Keanu Reeves - Vraiment?
River Phoenix - Ouais. Il m'a engueulé comme du poisson pourri. J'en ai presque chialé. C'était stupide de ma part. Mais je voulais simplement rompre la glace. Tu sais, je pensais que c'était drôle - j'essayais de te sauver des arrêts sur image sur toi que des gosses de douze ans allaient faire !
Keanu Reeves - Merci, frangin.
- La scène avec Udo a dû être facilitée par le fait que vous étiez tous deux déjà de bons amis. Comment vous êtes-vous rencontrés ?
River Phoenix -
A vrai dire, j'ai rencontré Keanu par l'intermédiaire de mon ex-fiancée Martha [Plimpton] pendant qu'ils tournaient "Portrait craché d'une famille modèle" - ils n'arrêtaient pas de se bécoter. Mon frère, Leaf, était aussi dans le film. Donc Leaf et Martha étaient ses potes avant moi. Puis, je l'ai vraiment connu dans "Je t'aime à te tuer". Et j'ai bien aimé ce mec. J'ai voulu travailler avec lui. Il est comme mon frère aîné. Mais... en plus petit !
- Keanu, Scott est un gosse de riches qui tapine par rébellion contre son père qui est le maire de Portland. Gus a conçu Scott d'après le prince Hal du "Henry IV" de Shakespeare...
Keanu Reeves -
Ouais, mais dans le monde de Shakespeare, le prince Hal s'avère finalement être un bon roi. Pour éviter des querelles intestines, il prend le chemin de la guerre. Tous les ducs et nobles étaient plutôt contents parce que les hommes partaient mourir pour une noble cause et les gens avaient de quoi manger. Mais dans "Idaho", Scott n'a pas de liens avec les gens. Il a sa propre feuille de route. Il évite tout le monde et suit son chemin. Il n'a donc pas, disons, la noblesse du prince Hal... Finalement, son père est très compréhensif et soucieux. C'est peut-être ça qui en fait une fable moderne.

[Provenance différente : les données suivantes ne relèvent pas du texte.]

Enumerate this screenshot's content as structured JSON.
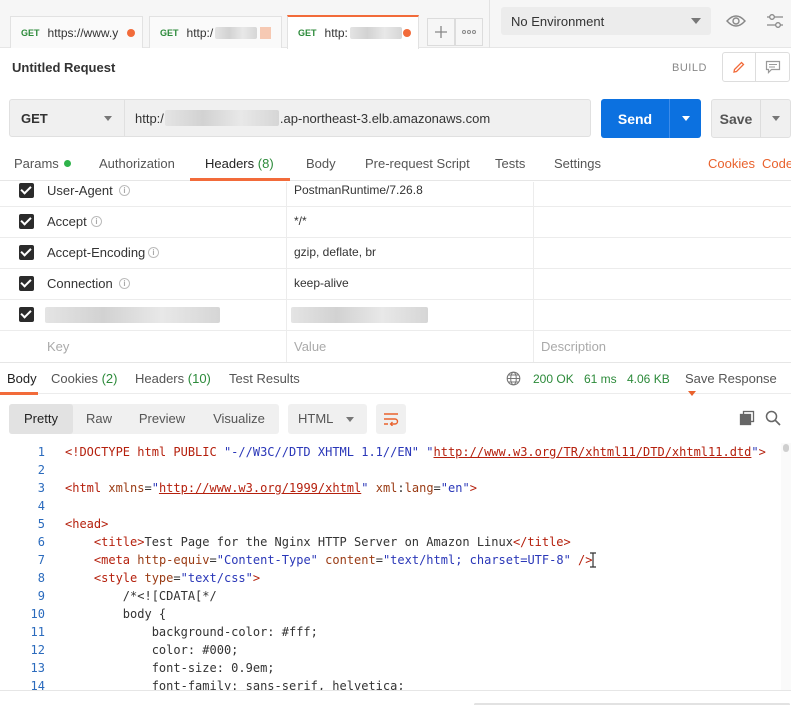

- Etiez-vous préoccupés par le fait que le personnage de River Phoenix parle le jargon des rues, tandis que le vôtre passe sans arrêt de cet argot aux vers de Shakespeare?
Keanu Reeves -
Tout ce qui concerne Shakespeare était l'un des aspects du scénario. Gus pensait qu'il fallait le faire comme ça et qu'on devait y réfléchir. C'était donc mon problème. Je n'étais pas inquiet. Ça me semblait être un défi intéressant, c'est tout.
River Phoenix - Moi, j'avais peur que ça ne marche pas.
Keanu Reeves - Pour moi?
River Phoenix - Non, pour le film entier. Je sentais qu'il fallait être très clair sur la façon dont on allait organiser les scènes de transition entre la parodie de Shakespeare et le côté documentaire sur la rue. Il fallait des tremplins pour ces scènes - pour qu'on n'ait pas l'impression de passer brutalement du noir et blanc au technicolor. Il était important d'organiser nos idées et d'aider Gus sur un plan stylistique.
Keanu Reeves - J'avoue qu'au début, je ne me rendais pas vraiment compte de ces styles différents. Tu avais, beaucoup plus que moi, un regard de metteur en scène...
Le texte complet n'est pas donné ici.